"Fazia pouco tempo que eu voltara d'A Princesinha do Atlântico, Macaé - RJ. Uma viagem acompanhando meu irmão com o intuito de conhecer uma igreja acabou por propiciar o inicio de um namoro com uma moça local, direta e liberal, mal nos conhecemos e estávamos enlaçados. Há quanto eu deixara de ser o rapaz tímido em uma mesa de amigos em uma viagem ao Paraná? Nem mesmo notara quão simples me era para pedir uma garota em namoro. Tempo se não perde. A família dela? Sem problemas, ela afirmou eu poderia levá-la à sua casa enquanto seus pais e irmãos conversavam na saída da igreja.Voltei com a promessa de manter este relacionamento através de cartas, seria algo firme e concreto. Depois dos vinte e cinco anos há pouco espaço para incertezas.
Ao menos, era o meu
pensamento naquele instante. A chegada em São Paulo me propiciou uma leveza
ímpar. Por mais prazer eu tenha em passear por outras paisagens fazendo novas
amizades. Como o lar, não há lugar. Ainda que você sinta a sua pátria como o
mundo, suas raízes sempre estarão mais firmes n'algum lugar. Para mim, esta é
São Paulo. Enquanto famosa por sua garoa, foram sempre suas chuvas torrenciais
a me fascinar. Chuvas, presente de Deus.
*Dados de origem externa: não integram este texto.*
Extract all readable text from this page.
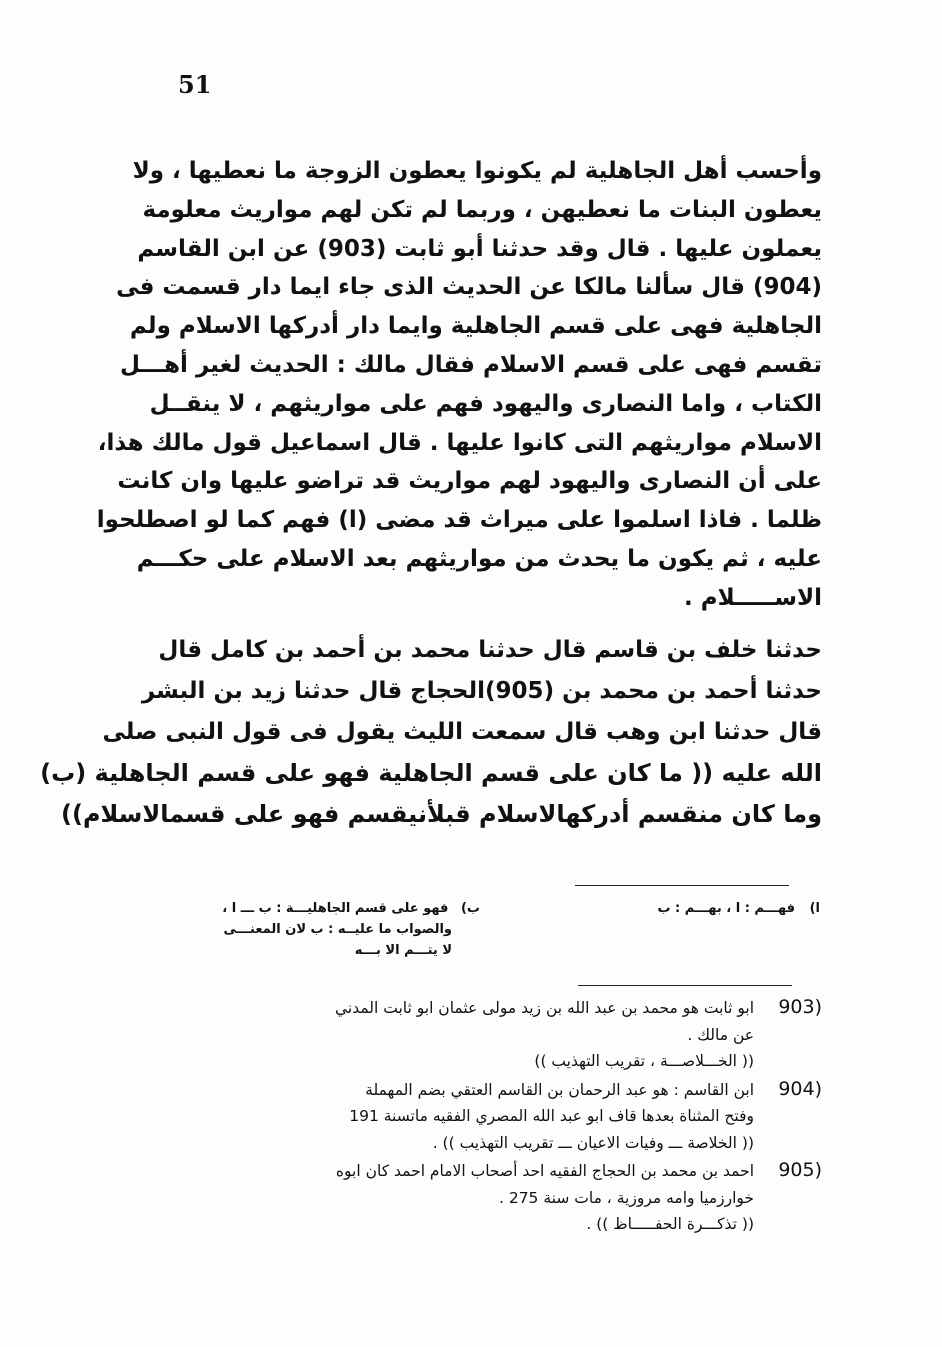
51
وأحسب أهل الجاهلية لم يكونوا يعطون الزوجة ما نعطيها ، ولا
يعطون البنات ما نعطيهن ، وربما لم تكن لهم مواريث معلومة
يعملون عليها . قال وقد حدثنا أبو ثابت (903) عن ابن القاسم
(904) قال سألنا مالكا عن الحديث الذى جاء ايما دار قسمت فى
الجاهلية فهى على قسم الجاهلية وايما دار أدركها الاسلام ولم
تقسم فهى على قسم الاسلام فقال مالك : الحديث لغير أهـــل
الكتاب ، واما النصارى واليهود فهم على مواريثهم ، لا ينقــل
الاسلام مواريثهم التى كانوا عليها . قال اسماعيل قول مالك هذا،
على أن النصارى واليهود لهم مواريث قد تراضو عليها وان كانت
ظلما . فاذا اسلموا على ميراث قد مضى (ا) فهم كما لو اصطلحوا
عليه ، ثم يكون ما يحدث من مواريثهم بعد الاسلام على حكـــم
الاســـــلام .
حدثنا خلف بن قاسم قال حدثنا محمد بن أحمد بن كامل قال
حدثنا أحمد بن محمد بن (905)الحجاج قال حدثنا زيد بن البشر
قال حدثنا ابن وهب قال سمعت الليث يقول فى قول النبى صلى
الله عليه (( ما كان على قسم الجاهلية فهو على قسم الجاهلية (ب)
وما كان منقسم أدركهالاسلام قبلأنيقسم فهو على قسمالاسلام))
ا) فهـــم : ا ، بهـــم : ب
ب) فهو على قسم الجاهليـــة : ب ـــ ا ،
والصواب ما عليــه : ب لان المعنـــى
لا يتـــم الا بـــه
903)
ابو ثابت هو محمد بن عبد الله بن زيد مولى عثمان ابو ثابت المدني
عن مالك .
(( الخـــلاصـــة ، تقريب التهذيب ))
904)
ابن القاسم : هو عبد الرحمان بن القاسم العتقي بضم المهملة
وفتح المثناة بعدها قاف ابو عبد الله المصري الفقيه ماتسنة 191
(( الخلاصة ـــ وفيات الاعيان ـــ تقريب التهذيب )) .
905)
احمد بن محمد بن الحجاج الفقيه احد أصحاب الامام احمد كان ابوه
خوارزميا وامه مروزية ، مات سنة 275 .
(( تذكـــرة الحفـــــاظ )) .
A mim, não cabe delimitar os limites
de sua previdência, pois que não os há. Foi na casa Dele, noticiei uma presença
diferente, e antes de poder controlar. Estava com os olhos magnetizados na
saxofonista da banda. Cabelos longos, uma beleza natural. Sem maquiagem, sem
disfarces, e me convencendo cada vez mais de que era uma moça ideal. O tempo
que passei a observando foi um curto infinito. Congregávamos na mesma igreja, e
por isso, ainda que estivéssemos distantes, estávamos próximos. A observei
mesmo enquanto meus irmãos e amigos cumprimentavam-me antes de sairmos da igreja.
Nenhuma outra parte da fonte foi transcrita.